Cernousek captured the 2024 NCAA Women’s Golf Championship individual title at Omni La Costa’s North Course, shooting 12-under 276 to win by three shots over Florida State’s Lottie Woad. Cernousek is the first NCAA individual medalist from Texas A&M, and she helped the Aggies earn the third seed heading into Tuesday’s match play quarterfinals.

“It’s hard to believe. It’s crazy,” Cernousek said. “I don’t think I was breathing at all during the whole day today. Yeah, I’m just like, yeah, don’t believe it. It’s crazy.”

Stanford is the No. 1 seed for the fourth straight year, with LSU earning the second seed in its first time making match play in school history.

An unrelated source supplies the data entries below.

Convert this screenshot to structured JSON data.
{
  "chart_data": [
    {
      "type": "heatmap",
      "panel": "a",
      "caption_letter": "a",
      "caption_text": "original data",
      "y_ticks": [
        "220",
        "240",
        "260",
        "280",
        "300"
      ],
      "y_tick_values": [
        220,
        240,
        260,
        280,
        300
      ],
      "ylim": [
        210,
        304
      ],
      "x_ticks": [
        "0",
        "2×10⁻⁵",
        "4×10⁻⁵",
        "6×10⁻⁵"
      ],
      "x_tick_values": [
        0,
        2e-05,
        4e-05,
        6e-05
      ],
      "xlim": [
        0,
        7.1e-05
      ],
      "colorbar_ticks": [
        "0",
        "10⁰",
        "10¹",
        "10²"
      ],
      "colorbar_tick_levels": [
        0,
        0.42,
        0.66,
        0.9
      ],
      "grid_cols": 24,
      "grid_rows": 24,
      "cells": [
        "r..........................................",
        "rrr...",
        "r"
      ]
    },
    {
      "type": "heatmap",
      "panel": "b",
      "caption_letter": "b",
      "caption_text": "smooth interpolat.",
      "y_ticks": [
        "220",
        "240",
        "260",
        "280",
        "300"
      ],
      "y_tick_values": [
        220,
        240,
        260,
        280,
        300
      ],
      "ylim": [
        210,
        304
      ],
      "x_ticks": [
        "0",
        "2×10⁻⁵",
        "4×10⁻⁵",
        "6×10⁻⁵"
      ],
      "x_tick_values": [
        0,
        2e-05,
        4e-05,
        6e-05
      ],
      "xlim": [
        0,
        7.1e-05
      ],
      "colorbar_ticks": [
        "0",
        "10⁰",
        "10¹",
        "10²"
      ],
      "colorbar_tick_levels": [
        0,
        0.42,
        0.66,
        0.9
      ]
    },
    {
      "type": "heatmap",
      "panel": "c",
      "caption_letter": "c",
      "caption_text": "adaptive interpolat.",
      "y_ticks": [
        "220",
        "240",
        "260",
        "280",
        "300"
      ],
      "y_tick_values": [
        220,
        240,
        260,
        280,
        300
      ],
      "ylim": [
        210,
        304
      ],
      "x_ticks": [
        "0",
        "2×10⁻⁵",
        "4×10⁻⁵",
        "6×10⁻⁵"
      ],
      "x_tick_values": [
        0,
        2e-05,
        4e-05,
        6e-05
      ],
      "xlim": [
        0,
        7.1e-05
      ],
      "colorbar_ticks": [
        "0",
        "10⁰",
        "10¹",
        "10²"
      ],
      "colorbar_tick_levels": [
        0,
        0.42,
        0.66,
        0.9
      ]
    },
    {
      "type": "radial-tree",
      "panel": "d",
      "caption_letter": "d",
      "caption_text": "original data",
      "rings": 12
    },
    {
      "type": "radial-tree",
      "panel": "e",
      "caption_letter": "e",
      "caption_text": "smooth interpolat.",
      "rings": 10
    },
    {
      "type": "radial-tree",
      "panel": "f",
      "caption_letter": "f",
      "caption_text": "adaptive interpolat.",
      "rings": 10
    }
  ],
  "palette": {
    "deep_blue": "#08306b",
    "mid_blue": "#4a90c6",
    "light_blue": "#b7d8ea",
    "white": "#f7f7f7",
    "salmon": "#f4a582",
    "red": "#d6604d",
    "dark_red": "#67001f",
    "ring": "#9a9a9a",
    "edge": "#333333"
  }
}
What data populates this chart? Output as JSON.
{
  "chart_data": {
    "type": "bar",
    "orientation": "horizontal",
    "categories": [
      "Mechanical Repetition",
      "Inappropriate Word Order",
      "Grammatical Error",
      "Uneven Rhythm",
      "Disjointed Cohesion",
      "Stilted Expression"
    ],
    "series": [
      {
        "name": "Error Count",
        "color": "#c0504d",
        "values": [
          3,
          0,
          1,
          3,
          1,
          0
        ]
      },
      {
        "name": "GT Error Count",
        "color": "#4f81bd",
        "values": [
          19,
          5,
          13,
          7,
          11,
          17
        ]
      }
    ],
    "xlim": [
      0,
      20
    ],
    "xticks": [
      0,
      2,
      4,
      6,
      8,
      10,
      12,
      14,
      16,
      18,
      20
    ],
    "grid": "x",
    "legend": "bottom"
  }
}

Cernousek’s round of even-par on Monday helped her clinch the first victory of her college career. Last week, she qualified for the U.S. Women’s Open at a 36-hole qualifier where she had to sleep on an 18-hole lead because of weather delays, and now she also earned a spot in the field next week via her victory at Omni La Costa.

She also earned an LPGA exemption into the Dana Open.

“She puts the team first, and that’s all you can ask for,” Texas A&M coach Gerrod Chadwell said. “And then just her humbleness and work ethic. It’s crazy to think that her first (win) would be at this stage.

“I wish I had five of her.”

Chadwell noted it took time for he and Cernousek to gel, saying they butted heads a few times. Early on, Chadwell felt as if Cernousek didn’t want to be there.

She never wavered. Texas A&M was where she wanted to be, and now she’s the Aggies’ first individual champion.

“All the support I have back home by my teammates, the coaches. And yeah, the work I put in every day,” Cernousek said about her motivations.

Cernousek, from France, was on the phone with her parents shortly after finishing her round. With a nine-hour time difference, they were up at 3 a.m. back home watching their daughter achieve the greatest achievement of her life.

Chadwell calls Cernousek “fish,” a name he gives to freshman but that has stuck with Cernousek since she was his first player after taking the job.

Now, Cernousek is going to have a different nickname: NCAA champion.